Tuesday, February 2, 2021

Homily on the Reception of the Lord (Archimandrite George Kapsanis)

 
 By Archimandrite George Kapsanis
Former Abbot of Gregoriou Monastery on Mount Athos

(Delivered in the Trapeza of the Monastery in 1991)

The Mosaic Law, which commanded that every firstborn male infant be offered in the Temple of Solomon on the fortieth day after his birth, was intended to prepare the people of Israel, just like the other provisions of the Law, for the coming of the Messiah. For that unique firstborn Son of the Virgin, who would be completely dedicated to God, that is, the Messiah. So this commandment had a messianic character. And with similar commandments the people of Israel were kept aware of the inadequacy of the Law for the salvation of men and the expectation of the coming Messiah, who would fulfill the Law and bring the fullness of salvation and eternal life to the people.

This provision therefore concerned Christ, and the Lord, to whom this commandment extended, did not need to offer Himself to the Temple, because it was the Temple of the Godhead itself.
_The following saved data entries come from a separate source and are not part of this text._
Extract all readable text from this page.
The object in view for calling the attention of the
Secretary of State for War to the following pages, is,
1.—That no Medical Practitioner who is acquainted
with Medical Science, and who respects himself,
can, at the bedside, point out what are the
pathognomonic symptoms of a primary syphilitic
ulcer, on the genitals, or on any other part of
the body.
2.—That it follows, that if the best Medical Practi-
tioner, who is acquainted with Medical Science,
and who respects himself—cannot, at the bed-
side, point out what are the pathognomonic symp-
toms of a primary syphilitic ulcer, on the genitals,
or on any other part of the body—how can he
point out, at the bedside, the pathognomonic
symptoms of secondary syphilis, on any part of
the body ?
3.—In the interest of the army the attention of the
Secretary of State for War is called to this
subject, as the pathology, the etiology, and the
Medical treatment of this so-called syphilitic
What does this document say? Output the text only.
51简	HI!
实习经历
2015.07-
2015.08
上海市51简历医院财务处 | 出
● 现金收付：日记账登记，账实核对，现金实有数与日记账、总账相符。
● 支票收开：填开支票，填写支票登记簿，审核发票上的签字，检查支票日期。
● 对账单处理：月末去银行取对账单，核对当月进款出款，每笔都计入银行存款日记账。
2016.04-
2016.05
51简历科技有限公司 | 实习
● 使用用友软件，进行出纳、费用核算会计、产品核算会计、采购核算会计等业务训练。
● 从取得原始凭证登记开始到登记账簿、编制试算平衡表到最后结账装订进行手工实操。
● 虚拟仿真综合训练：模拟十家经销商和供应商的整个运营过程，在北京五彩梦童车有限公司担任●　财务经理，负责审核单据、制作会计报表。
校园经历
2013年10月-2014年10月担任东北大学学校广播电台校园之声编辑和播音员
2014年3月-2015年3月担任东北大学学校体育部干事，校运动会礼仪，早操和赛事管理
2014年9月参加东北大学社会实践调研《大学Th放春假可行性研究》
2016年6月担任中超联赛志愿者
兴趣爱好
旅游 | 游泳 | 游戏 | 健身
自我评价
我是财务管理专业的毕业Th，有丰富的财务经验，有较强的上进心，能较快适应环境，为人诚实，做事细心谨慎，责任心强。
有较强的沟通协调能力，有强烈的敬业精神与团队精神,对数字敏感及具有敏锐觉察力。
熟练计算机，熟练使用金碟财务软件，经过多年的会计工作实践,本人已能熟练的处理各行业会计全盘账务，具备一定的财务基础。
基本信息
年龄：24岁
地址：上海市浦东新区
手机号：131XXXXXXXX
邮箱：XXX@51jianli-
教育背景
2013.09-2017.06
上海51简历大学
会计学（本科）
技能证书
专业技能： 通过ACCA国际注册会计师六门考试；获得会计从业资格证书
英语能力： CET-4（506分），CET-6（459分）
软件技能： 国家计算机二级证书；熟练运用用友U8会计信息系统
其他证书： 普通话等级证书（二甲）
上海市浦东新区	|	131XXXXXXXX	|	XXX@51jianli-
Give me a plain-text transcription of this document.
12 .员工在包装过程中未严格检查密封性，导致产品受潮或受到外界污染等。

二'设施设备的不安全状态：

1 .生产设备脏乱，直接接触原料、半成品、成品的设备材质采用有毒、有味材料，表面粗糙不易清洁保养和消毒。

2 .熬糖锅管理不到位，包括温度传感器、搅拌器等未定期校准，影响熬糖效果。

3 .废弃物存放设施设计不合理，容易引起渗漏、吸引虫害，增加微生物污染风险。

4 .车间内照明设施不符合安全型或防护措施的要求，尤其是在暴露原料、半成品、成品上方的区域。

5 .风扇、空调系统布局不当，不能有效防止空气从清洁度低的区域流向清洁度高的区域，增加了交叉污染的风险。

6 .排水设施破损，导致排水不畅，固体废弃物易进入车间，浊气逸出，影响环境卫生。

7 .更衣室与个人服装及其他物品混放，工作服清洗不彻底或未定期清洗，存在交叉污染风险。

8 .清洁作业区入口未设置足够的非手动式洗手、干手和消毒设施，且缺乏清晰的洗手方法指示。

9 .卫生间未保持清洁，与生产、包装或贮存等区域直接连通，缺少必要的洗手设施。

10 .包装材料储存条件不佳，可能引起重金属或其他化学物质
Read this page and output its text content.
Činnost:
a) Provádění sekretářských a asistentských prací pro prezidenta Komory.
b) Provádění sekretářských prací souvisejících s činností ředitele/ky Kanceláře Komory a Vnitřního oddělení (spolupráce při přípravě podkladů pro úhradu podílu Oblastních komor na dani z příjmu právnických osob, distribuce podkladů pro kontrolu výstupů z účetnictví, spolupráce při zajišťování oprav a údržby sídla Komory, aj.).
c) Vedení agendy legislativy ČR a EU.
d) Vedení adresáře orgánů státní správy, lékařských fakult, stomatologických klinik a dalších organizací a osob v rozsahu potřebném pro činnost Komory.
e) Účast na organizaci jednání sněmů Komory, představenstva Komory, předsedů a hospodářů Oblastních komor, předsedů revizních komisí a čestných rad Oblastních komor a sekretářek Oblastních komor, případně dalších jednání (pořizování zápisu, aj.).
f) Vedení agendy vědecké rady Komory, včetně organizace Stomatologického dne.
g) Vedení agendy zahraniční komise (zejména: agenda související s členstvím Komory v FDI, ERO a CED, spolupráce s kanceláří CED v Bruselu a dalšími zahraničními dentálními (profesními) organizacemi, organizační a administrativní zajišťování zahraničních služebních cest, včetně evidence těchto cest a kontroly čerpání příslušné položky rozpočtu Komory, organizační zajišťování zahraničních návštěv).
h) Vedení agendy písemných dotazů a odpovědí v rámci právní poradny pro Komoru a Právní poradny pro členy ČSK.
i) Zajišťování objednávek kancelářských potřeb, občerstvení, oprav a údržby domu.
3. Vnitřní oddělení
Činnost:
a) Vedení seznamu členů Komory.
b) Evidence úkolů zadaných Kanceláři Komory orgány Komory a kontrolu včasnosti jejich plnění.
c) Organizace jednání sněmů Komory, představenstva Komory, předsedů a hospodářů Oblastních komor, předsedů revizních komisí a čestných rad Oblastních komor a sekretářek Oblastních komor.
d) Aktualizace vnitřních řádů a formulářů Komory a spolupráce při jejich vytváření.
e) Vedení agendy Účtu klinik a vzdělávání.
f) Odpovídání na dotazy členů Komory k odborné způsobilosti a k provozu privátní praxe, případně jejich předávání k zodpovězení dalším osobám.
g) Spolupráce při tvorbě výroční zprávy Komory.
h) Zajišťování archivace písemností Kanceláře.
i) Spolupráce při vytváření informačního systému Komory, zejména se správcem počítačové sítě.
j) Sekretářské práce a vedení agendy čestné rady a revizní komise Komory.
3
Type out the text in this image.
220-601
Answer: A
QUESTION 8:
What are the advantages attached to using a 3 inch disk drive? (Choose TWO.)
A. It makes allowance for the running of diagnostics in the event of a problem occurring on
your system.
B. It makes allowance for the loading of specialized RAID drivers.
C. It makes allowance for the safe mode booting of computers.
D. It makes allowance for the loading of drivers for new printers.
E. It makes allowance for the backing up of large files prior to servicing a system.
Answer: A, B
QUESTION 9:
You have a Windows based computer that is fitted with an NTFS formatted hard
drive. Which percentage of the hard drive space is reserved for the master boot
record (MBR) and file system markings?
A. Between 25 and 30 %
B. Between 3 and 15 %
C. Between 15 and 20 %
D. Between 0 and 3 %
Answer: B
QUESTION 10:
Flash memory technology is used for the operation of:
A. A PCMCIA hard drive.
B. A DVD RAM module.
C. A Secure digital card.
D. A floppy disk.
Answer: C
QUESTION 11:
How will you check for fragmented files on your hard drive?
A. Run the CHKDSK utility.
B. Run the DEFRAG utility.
But this Maker of the Law wanted to fulfill the Law, by being placed under the Law. And as a servant, let Him also be offered to the Temple by His Mother and His adoptive father, and let the rituals and offerings of a pair of turtledoves or two doves be customary as prescribed by law.

Thus the Lord, as with the Circumcision and His Baptism in the Jordan River and with His other deeds, made Himself under the Law, in order to transcend the Law through his obedience to the Law, to pay the Law and to grant men, through this obedience to the Law, true freedom. He did not need to gain freedom by submitting to the Law, because He was the giver of freedom, the real Freedom. But to give us freedom, He came under the Law. At the same time, in order to set an example for us that, if we want to gain true freedom, we must also voluntarily enter under the Law of Christ. Certainly not now under the Law of the Old Testament, but under the Law of Grace of the New Testament.

This is the purpose of the Monk. The Monk voluntarily places himself under the law of obedience, in order to gain true freedom. And the better he obeys, the freer he becomes. Free from passions, free from selfishness, free from all slavery, finally free from this death.

Do you remember the blessed father Auxentios, who had reached high stages of virtue? When we told him that he was an old man and that he should not go to church because his feet did not support him, he replied: "In the Church I feel free". The Monk feels this freedom when he does indiscriminate obedience, as God wants it. If we suffer from thoughts or spiritual disorders, it is because we do not obey properly. And you know from experience that when you obey as God wants you to, then you feel free. Let us note this today on the occasion of the obedience that the Lord did - and that He did not have to do it for Himself, but did it for us - according the Old Testament Law, so that we too may walk in faithful obedience to the true freedom of the children of God, which the Lord Himself has given us.